The best you can hope for is to rearrange the dryer's wiring so its heating unit runs on 120V instead of 240V (whilst the tumble motor and controls continue to get 120V). This will give 1/4 the heat, so drying will take much longer, but will draw within the delivery range of a 120V outlet.

You could also do something outlandish with AC-DC-AC double conversion using fully isolated DC supplies, but we're over the moon at this point, and it would be cheaper just to pay the landlord to fit a 240V circuit. (And no, you can't run the heating element on DC because the switchgear can't handle that because DC is a very nasty customer above about 40V.)

Buying an electric dryer was just a bad idea. Sell it on Craigslist and get a gas dryer and hook it up the normal way. If you weren't paying attention when you bought the dryer, welcome to the world of people who bought 3-phase machine tools without thinking that mattered.

Why suicide cords don't work

The first problem is one they share with any cord that has 2 male connections (like a generator cord built by someone who has apparently not heard of inlets): When one is plugged in, the other is lethal. Even if they are on opposite poles, you can't rely on unplugging the load first, because someone might knock out a cord by mistake.

Then you have the various sides of the circuit not running together in the same cable - making a big loop. (This blindsides DC electronics people everytime because it doesn't matter in DC). AC circuits throw considerable EMF. That's why we run conductors together, so the EMF cancels out. And this is a lot of current - a reed switch can operate on 10 ampere-turns, and you'll have 23 ampere-turns anywhere along the wire! Everything in the middle becomes the core of a transformer. This causes vibration, wire chafing and eddy current heating on anything nearby that's metallic. Like the receptacle itself! This vibration and heating takes energy, which reduces the effective capacity of the circuit.

Length is also an issue. Unequal lengths means phase and echo differences, that can themselves cause wire heating. It's complicated, but another energy loss.

There's just not nearly enough power on the circuits. A typical 120V outlet is good for 1800W intermittent, and your dryer is pulling 5600W or so continuous, which calls for a 125% derate, so 5600W becomes 7000W.

Even paralleling two 1800W circuits to make 240V, you're still only at 3600W - not even close.

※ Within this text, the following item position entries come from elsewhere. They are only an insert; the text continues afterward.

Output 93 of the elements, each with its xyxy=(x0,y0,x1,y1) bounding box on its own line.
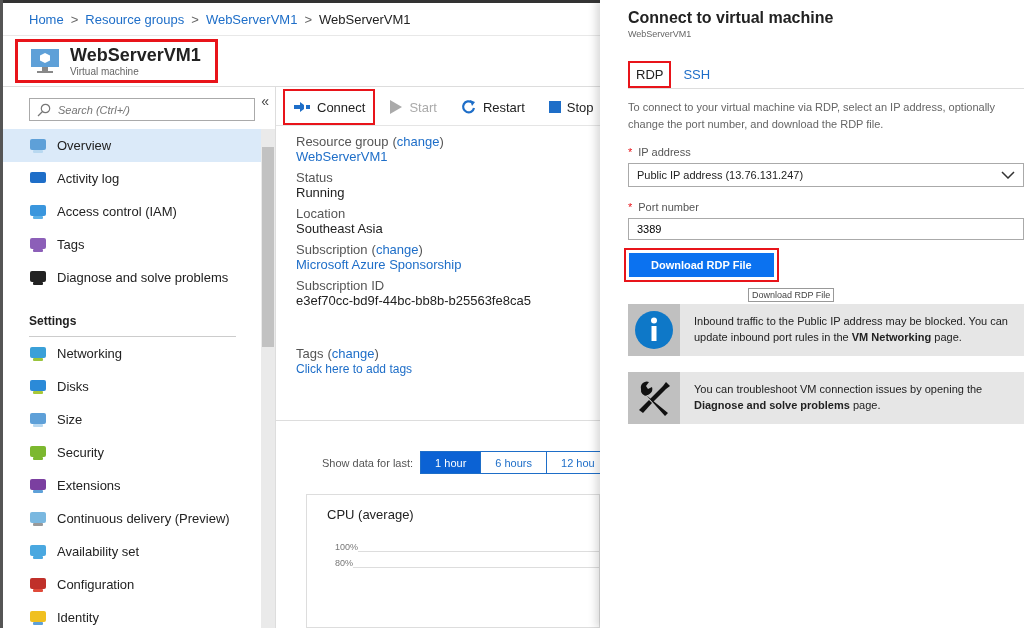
breadcrumb-separator: > xyxy=(304,11,312,27)
menu-item-icon xyxy=(29,235,47,254)
change-link[interactable]: change xyxy=(375,242,419,257)
breadcrumb-link[interactable]: WebServerVM1 xyxy=(205,11,298,27)
menu-item-icon xyxy=(29,509,47,528)
time-range-option[interactable]: 1 hour xyxy=(420,451,482,474)
parenthesis: ( xyxy=(392,134,397,149)
breadcrumb-link[interactable]: Resource groups xyxy=(85,11,185,27)
port-number-field[interactable]: 3389 xyxy=(628,218,1024,240)
menu-item-icon xyxy=(29,608,47,627)
menu-item-icon xyxy=(29,136,47,155)
chart-title: CPU (average) xyxy=(327,507,415,522)
menu-item-icon xyxy=(29,202,47,221)
description-text: To connect to your virtual machine via RDP, select an IP address, optionally change the port number, and download the RDP file. xyxy=(628,100,997,132)
field-label: Subscription xyxy=(296,242,368,257)
field-value: e3ef70cc-bd9f-44bc-bb8b-b25563fe8ca5 xyxy=(296,293,531,308)
time-range-label: Show data for last: xyxy=(322,456,414,469)
field-value-link[interactable]: Microsoft Azure Sponsorship xyxy=(296,257,462,272)
sidebar-item[interactable]: Configuration xyxy=(3,568,261,601)
section-heading: Settings xyxy=(29,302,236,337)
monitor-icon xyxy=(30,48,60,74)
menu-item-icon xyxy=(29,443,47,462)
breadcrumb-separator: > xyxy=(70,11,79,27)
sidebar-item[interactable]: Overview xyxy=(3,129,261,162)
tab[interactable]: SSH xyxy=(675,61,719,88)
field-label: Location xyxy=(296,206,346,221)
stop-icon xyxy=(548,101,561,113)
toolbar-button[interactable]: Stop xyxy=(538,89,604,125)
download-rdp-button[interactable]: Download RDP File xyxy=(629,253,774,277)
sidebar-item[interactable]: Extensions xyxy=(3,469,261,502)
notice-text: Inbound traffic to the Public IP address may be blocked. You can update inbound port rules in the VM Networking page. xyxy=(693,314,1009,345)
menu-item-icon xyxy=(29,344,47,363)
sidebar-item[interactable]: Access control (IAM) xyxy=(3,195,261,228)
tooltip: Download RDP File xyxy=(748,288,835,302)
field-label: Tags xyxy=(296,346,324,361)
sidebar-item[interactable]: Disks xyxy=(3,370,261,403)
sidebar-item[interactable]: Size xyxy=(3,403,261,436)
sidebar-item[interactable]: Availability set xyxy=(3,535,261,568)
chevron-down-icon xyxy=(1001,171,1015,179)
field-label: Port number xyxy=(638,201,699,213)
parenthesis: ( xyxy=(371,242,376,257)
sidebar-item[interactable]: Diagnose and solve problems xyxy=(3,261,261,294)
menu-item-icon xyxy=(29,542,47,561)
resource-name: WebServerVM1 xyxy=(70,45,201,66)
ip-address-dropdown[interactable]: Public IP address (13.76.131.247) xyxy=(628,163,1024,187)
field-label: Subscription ID xyxy=(296,278,385,293)
sidebar-item[interactable]: Tags xyxy=(3,228,261,261)
resource-type: Virtual machine xyxy=(70,66,140,77)
parenthesis: ( xyxy=(327,346,332,361)
notice-text: You can troubleshoot VM connection issues by opening the Diagnose and solve problems page. xyxy=(693,382,984,413)
panel-subtitle: WebServerVM1 xyxy=(628,29,693,39)
breadcrumb-current: WebServerVM1 xyxy=(319,11,411,27)
search-icon xyxy=(37,103,51,117)
sidebar-item[interactable]: Activity log xyxy=(3,162,261,195)
change-link[interactable]: change xyxy=(396,134,440,149)
field-label: Resource group xyxy=(296,134,389,149)
parenthesis: ) xyxy=(418,242,423,257)
tab[interactable]: RDP xyxy=(628,61,672,88)
toolbar-button[interactable]: Connect xyxy=(283,89,376,125)
collapse-button[interactable]: « xyxy=(261,93,269,109)
field-value: Running xyxy=(296,185,345,200)
info-icon xyxy=(634,310,674,350)
plug-icon xyxy=(293,101,311,113)
field-value-link[interactable]: WebServerVM1 xyxy=(296,149,388,164)
menu-item-icon xyxy=(29,575,47,594)
parenthesis: ) xyxy=(374,346,379,361)
play-icon xyxy=(389,99,404,115)
parenthesis: ) xyxy=(439,134,444,149)
menu-item-icon xyxy=(29,268,47,287)
change-link[interactable]: change xyxy=(331,346,375,361)
required-marker: * xyxy=(628,201,633,213)
search-field[interactable]: Search (Ctrl+/) xyxy=(29,98,256,121)
axis-tick-label: 80% xyxy=(335,558,353,568)
axis-tick-label: 100% xyxy=(335,542,359,552)
sidebar-item[interactable]: Security xyxy=(3,436,261,469)
breadcrumb-link[interactable]: Home xyxy=(29,11,64,27)
time-range-option[interactable]: 6 hours xyxy=(480,451,547,474)
field-label: Status xyxy=(296,170,333,185)
scrollbar[interactable] xyxy=(261,129,275,628)
field-label: IP address xyxy=(638,146,691,158)
menu-item-icon xyxy=(29,377,47,396)
restart-icon xyxy=(460,99,477,115)
field-value: Southeast Asia xyxy=(296,221,383,236)
menu-item-icon xyxy=(29,410,47,429)
sidebar-item[interactable]: Networking xyxy=(3,337,261,370)
sidebar-item[interactable]: Continuous delivery (Preview) xyxy=(3,502,261,535)
add-tags-link[interactable]: Click here to add tags xyxy=(296,362,413,376)
breadcrumb-separator: > xyxy=(191,11,199,27)
panel-title: Connect to virtual machine xyxy=(628,9,835,27)
required-marker: * xyxy=(628,146,633,158)
sidebar-item[interactable]: Identity xyxy=(3,601,261,628)
toolbar-button[interactable]: Restart xyxy=(450,89,535,125)
menu-item-icon xyxy=(29,476,47,495)
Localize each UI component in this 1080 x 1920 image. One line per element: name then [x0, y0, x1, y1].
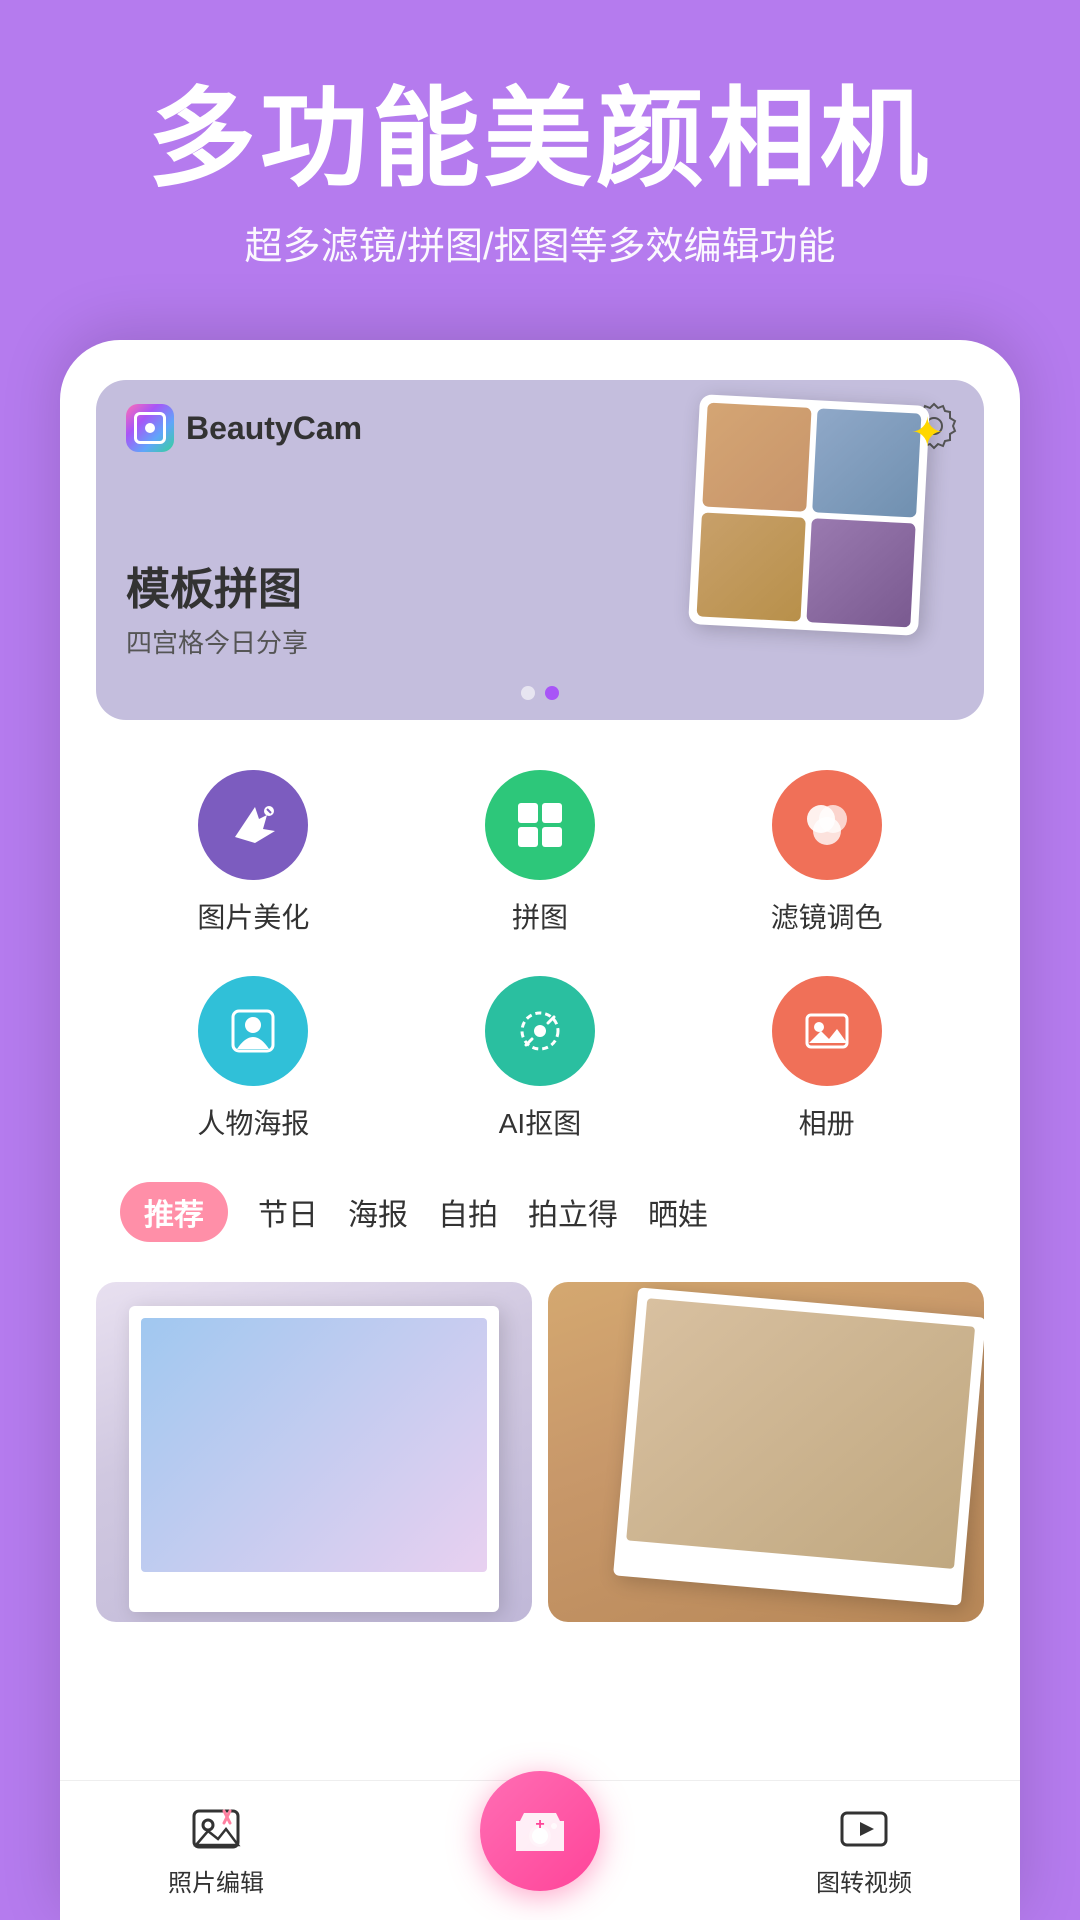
- tag-poster[interactable]: 海报: [348, 1190, 408, 1234]
- feature-item-filter[interactable]: 滤镜调色: [693, 770, 960, 936]
- image-card-1[interactable]: [96, 1282, 532, 1622]
- tag-selfie[interactable]: 自拍: [438, 1190, 498, 1234]
- banner-sub-text: 四宫格今日分享: [126, 623, 308, 660]
- feature-label-filter: 滤镜调色: [771, 896, 883, 936]
- collage-cell-3: [697, 512, 806, 621]
- tag-baby[interactable]: 晒娃: [648, 1190, 708, 1234]
- tag-holiday[interactable]: 节日: [258, 1190, 318, 1234]
- nav-photo-edit-label: 照片编辑: [168, 1863, 264, 1898]
- cutout-icon-circle: [485, 976, 595, 1086]
- banner-dots: [521, 686, 559, 700]
- app-icon-inner: [134, 412, 166, 444]
- filter-icon-circle: [772, 770, 882, 880]
- nav-video[interactable]: 图转视频: [816, 1803, 912, 1898]
- feature-label-album: 相册: [799, 1102, 855, 1142]
- app-icon: [126, 404, 174, 452]
- feature-item-portrait[interactable]: 人物海报: [120, 976, 387, 1142]
- portrait-icon-circle: [198, 976, 308, 1086]
- phone-mockup: BeautyCam 模板拼图 四宫格今日分享 ✦: [60, 340, 1020, 1920]
- banner-main-text: 模板拼图: [126, 553, 308, 617]
- feature-label-beautify: 图片美化: [197, 896, 309, 936]
- image-card-2[interactable]: [548, 1282, 984, 1622]
- svg-text:+: +: [535, 1816, 544, 1833]
- feature-label-collage: 拼图: [512, 896, 568, 936]
- hero-subtitle: 超多滤镜/拼图/抠图等多效编辑功能: [60, 215, 1020, 270]
- collage-icon-circle: [485, 770, 595, 880]
- beautify-icon-circle: [198, 770, 308, 880]
- nav-video-label: 图转视频: [816, 1863, 912, 1898]
- app-name: BeautyCam: [186, 410, 362, 447]
- feature-item-album[interactable]: 相册: [693, 976, 960, 1142]
- collage-grid: [688, 394, 930, 636]
- tag-recommend[interactable]: 推荐: [120, 1182, 228, 1242]
- banner-text-area: 模板拼图 四宫格今日分享: [126, 553, 308, 660]
- bottom-nav: 照片编辑 + 图转视频: [60, 1780, 1020, 1920]
- banner-area: BeautyCam 模板拼图 四宫格今日分享 ✦: [96, 380, 984, 720]
- dot-2: [545, 686, 559, 700]
- nav-camera-button[interactable]: +: [480, 1771, 600, 1891]
- polaroid-photo-2: [626, 1298, 975, 1569]
- sparkle-icon: ✦: [910, 410, 944, 456]
- polaroid-photo-1: [141, 1318, 488, 1572]
- hero-section: 多功能美颜相机 超多滤镜/拼图/抠图等多效编辑功能: [0, 0, 1080, 310]
- feature-item-beautify[interactable]: 图片美化: [120, 770, 387, 936]
- banner-collage: ✦: [694, 400, 954, 700]
- nav-photo-edit[interactable]: 照片编辑: [168, 1803, 264, 1898]
- feature-item-collage[interactable]: 拼图: [407, 770, 674, 936]
- dot-1: [521, 686, 535, 700]
- banner-logo-row: BeautyCam: [126, 404, 362, 452]
- collage-cell-2: [812, 408, 921, 517]
- album-icon-circle: [772, 976, 882, 1086]
- camera-icon: +: [510, 1801, 570, 1861]
- collage-cell-4: [806, 518, 915, 627]
- tags-section: 推荐 节日 海报 自拍 拍立得 晒娃: [60, 1162, 1020, 1262]
- photo-edit-icon: [190, 1803, 242, 1855]
- images-section: [60, 1262, 1020, 1622]
- polaroid-frame-1: [129, 1306, 500, 1612]
- feature-label-portrait: 人物海报: [197, 1102, 309, 1142]
- tag-polaroid[interactable]: 拍立得: [528, 1190, 618, 1234]
- hero-title: 多功能美颜相机: [60, 80, 1020, 199]
- polaroid-frame-2: [613, 1287, 984, 1605]
- feature-item-cutout[interactable]: AI抠图: [407, 976, 674, 1142]
- feature-label-cutout: AI抠图: [499, 1102, 581, 1142]
- collage-cell-1: [702, 403, 811, 512]
- features-section: 图片美化 拼图 滤镜调色: [60, 720, 1020, 1162]
- video-icon: [838, 1803, 890, 1855]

I gather this isn't for a one-time use, so now you have the problem of routing all these cables. I gather the core issue is that a landlord won't give permission for a 240V connection, so I gather they won't give permission to fish or run Legrand Wiremold all over the walls, so no competent wiring method will be possible. So this becomes an ad-hoc connection with extension cords draping across doorways, which is a wretched fire hazard. This problem will also haunt the AC-DC-AC conversion method. The only way that can work is if a huge storage battery is involved, but 5600W for an hour is a whole lot of storage.